Over the course of four years, Brooks visited York's compound several times—often with members of the Georgia Association of Black Elected Officials, and once with Jesse Jackson. Brooks said he always experienced "good fellowship, good food, a very wonderful experience," at Tama-Re. "We didn't see any alcohol. We didn't see any tobacco products. We didn't hear any profanity. … There was never anything to indicate there was anything wrong. No one said anything about children being mistreated. Nothing ever came up."

Brooks said that Sills intimated, during one of their meetings, that there was "another angle to the investigation" of the Nuwaubians that the sheriff declined to share with Brooks. But he never confided that he suspected York was molesting children, the legislator said.

Brooks said that, while he had heard rumors that York might be stockpiling guns—a charge that York denied—if he had been told of allegations that York was molesting children, he would have confronted York. "There's no way I would ever condone harming children," he said.

"I have a pretty good knack for knowing when people are telling me the truth. … There's always two sides to a story, then the truth is in the middle. Just because someone makes an allegation doesn't make it valid. I don't necessarily take the word of one person … whether its law enforcement or a civil rights leader. I want to get the facts," Brooks said.

Former Gov. Barnes declined an interview with the Daily Report about Osinski's book, referring all questions to his former top aide, Bobby Kahn.

In an interview this week, Kahn said that Barnes had been in office less than three months when he first learned of trouble brewing between the Putnam County sheriff and the Nuwaubians.

Kahn confirmed that the Georgia governor was "taking his cues" about York and the Nuwaubians from Brooks, and from the GBI, which "was concerned we would have another Waco."
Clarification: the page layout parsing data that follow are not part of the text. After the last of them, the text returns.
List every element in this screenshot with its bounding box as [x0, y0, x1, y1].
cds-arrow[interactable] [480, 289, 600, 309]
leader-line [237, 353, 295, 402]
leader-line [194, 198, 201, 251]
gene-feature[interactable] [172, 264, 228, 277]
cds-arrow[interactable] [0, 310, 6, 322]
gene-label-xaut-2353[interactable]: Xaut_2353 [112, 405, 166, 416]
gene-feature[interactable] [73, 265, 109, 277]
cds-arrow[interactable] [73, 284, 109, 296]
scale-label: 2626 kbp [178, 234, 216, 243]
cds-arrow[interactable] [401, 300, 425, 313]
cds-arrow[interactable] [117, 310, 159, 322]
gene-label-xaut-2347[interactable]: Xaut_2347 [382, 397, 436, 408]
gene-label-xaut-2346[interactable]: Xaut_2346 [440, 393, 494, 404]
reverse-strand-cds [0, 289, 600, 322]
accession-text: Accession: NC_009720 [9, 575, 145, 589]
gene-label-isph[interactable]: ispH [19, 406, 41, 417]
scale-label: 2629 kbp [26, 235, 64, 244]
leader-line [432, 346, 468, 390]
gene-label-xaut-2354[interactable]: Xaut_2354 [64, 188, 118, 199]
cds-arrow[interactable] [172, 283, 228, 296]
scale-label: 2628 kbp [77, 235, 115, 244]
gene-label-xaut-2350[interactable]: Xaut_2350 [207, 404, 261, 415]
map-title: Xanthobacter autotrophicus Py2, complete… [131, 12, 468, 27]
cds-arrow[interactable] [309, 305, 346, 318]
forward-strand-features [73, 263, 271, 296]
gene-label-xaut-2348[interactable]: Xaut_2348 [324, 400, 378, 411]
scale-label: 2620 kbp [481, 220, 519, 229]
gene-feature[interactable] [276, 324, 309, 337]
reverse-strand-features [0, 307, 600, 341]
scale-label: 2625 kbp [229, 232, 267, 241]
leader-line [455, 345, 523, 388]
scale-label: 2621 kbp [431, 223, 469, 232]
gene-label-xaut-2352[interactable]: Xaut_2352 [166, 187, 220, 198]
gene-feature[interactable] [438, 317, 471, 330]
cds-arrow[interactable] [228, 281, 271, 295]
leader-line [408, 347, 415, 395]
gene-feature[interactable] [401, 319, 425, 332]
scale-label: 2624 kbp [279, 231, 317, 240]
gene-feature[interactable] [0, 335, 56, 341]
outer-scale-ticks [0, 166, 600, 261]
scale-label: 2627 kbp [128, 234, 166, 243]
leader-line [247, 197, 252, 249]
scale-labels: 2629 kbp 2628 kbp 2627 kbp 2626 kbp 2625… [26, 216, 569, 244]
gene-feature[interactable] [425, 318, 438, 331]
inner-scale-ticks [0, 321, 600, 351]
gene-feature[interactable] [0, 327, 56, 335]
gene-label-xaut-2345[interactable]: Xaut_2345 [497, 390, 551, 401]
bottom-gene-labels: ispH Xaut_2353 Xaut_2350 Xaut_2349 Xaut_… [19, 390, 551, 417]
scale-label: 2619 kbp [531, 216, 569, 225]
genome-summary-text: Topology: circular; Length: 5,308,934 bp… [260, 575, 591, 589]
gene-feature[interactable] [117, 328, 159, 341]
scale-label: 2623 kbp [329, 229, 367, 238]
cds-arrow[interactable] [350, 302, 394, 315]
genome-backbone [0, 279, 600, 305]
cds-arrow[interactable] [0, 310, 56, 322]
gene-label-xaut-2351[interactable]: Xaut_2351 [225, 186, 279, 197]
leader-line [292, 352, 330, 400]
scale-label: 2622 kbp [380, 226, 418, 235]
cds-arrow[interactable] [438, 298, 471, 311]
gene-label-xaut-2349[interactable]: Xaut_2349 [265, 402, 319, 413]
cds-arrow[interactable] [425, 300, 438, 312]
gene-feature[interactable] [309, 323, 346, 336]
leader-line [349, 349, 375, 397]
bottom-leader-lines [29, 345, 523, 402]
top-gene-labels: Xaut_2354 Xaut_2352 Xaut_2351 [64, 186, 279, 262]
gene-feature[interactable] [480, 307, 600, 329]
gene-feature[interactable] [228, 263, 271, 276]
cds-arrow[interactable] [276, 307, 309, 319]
Kahn also said that the Putnam County sheriff didn't apprise Barnes of the child molestation allegations and that the governor was made aware only that a potentially violent confrontation was brewing over local code enforcement.

"Our approach to this wasn't who's right and who's wrong, and whose fault it is," Kahn said. "Our concern was how do we avoid a blow-up?"

"Osinski has determined that Sills was a hero," said Kahn. "Anything that gets in the way of that, he basically ignores. … If he [Sills] were a hero, he would have told us and would have told the GBI he suspected there was child molestation going on."

But Sills did try, unsuccessfully, to talk to Barnes directly about the Nuwaubians, according to Osinski.

"He wanted to go to Barnes personally and directly. He didn't want to go through the GBI," the journalist said in an interview. But Sills feared that the GBI "might have been compromised" and might leak information about the investigation to York, Osinski explained, because the sheriff was aware that GBI agents had gone to Tama-Re to go fishing. "He simply did not want the GBI to know what the real investigation was."